You’re ambitious. You love to train.
The post-workout endorphine rush is like a drug, sending a dopamine rush coursing through your veins and bringing euphoria to your mind.
Problem is, your body isn’t changing. Your strength is actually decreasing.
You’re making a key mistake:
You’re doing cardio before heavy lifting.
But you’re not alone. What you should be doing is hitting the weights to force change in your body, then add the finishing touches with the occasional cardio workout.
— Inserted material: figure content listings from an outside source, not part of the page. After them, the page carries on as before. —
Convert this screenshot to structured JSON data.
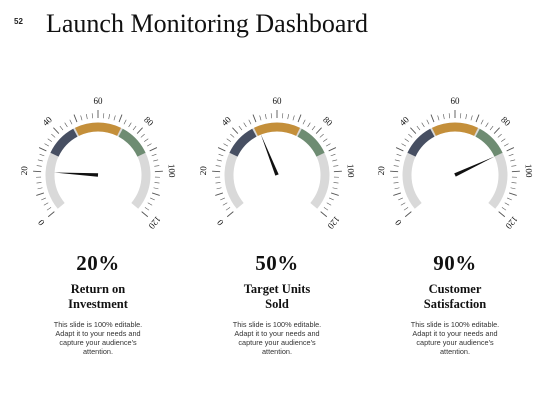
{
  "slide": {
    "number": "52",
    "title": "Launch Monitoring Dashboard"
  },
  "scale": {
    "min": 0,
    "max": 120,
    "tick_labels": [
      "0",
      "20",
      "40",
      "60",
      "80",
      "100",
      "120"
    ]
  },
  "colors": {
    "track": "#d9d9d9",
    "band_low": "#474f62",
    "band_mid": "#c48f3a",
    "band_high": "#6e8c72",
    "needle": "#111111",
    "tick": "#555555"
  },
  "gauges": [
    {
      "percent": "20%",
      "label_lines": [
        "Return on",
        "Investment"
      ],
      "needle_value": 20,
      "desc_lines": [
        "This slide is 100% editable.",
        "Adapt it to your needs and",
        "capture your audience's",
        "attention."
      ]
    },
    {
      "percent": "50%",
      "label_lines": [
        "Target Units",
        "Sold"
      ],
      "needle_value": 50,
      "desc_lines": [
        "This slide is 100% editable.",
        "Adapt it to your needs and",
        "capture your audience's",
        "attention."
      ]
    },
    {
      "percent": "90%",
      "label_lines": [
        "Customer",
        "Satisfaction"
      ],
      "needle_value": 90,
      "desc_lines": [
        "This slide is 100% editable.",
        "Adapt it to your needs and",
        "capture your audience's",
        "attention."
      ]
    }
  ]
}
The key driver of performance, looking better naked, and getting stronger is the nervous system. Hitting cardio has it’s benefits, but doing so before training fatigues your nervous system. This fatigue leaves your body incapable of sending signals between your brain and muscles to maximally contract on explosive, heavy, and technical exercises like sprints, squats, and jumps.
As a result, your strength on big lifts dwindles, your chance of injury increases, and your deadlifts feel glued to the floor.
Explosive jumps and throws….well, they aren’t explosive. They’re in slow motion, like a turtle in a rabbit race.
Even worse, your technique breaks down and injury risk sky rockets.
And those semi-heavy sets meant to promote muscle growth? Well, your body fades quickly.
Your nervous system is king. Always.
Neglecting this rule decreases performance and increases your chance of bustin’ yo body and ending up in P.T., rather than looking your best on the beach.
Make heavy and explosive training your primary focus. Get explosive, lift heavy, and keep the cardio at the end of your training. Done right, and you’ll build a body that’s strong, athletic, and in shape.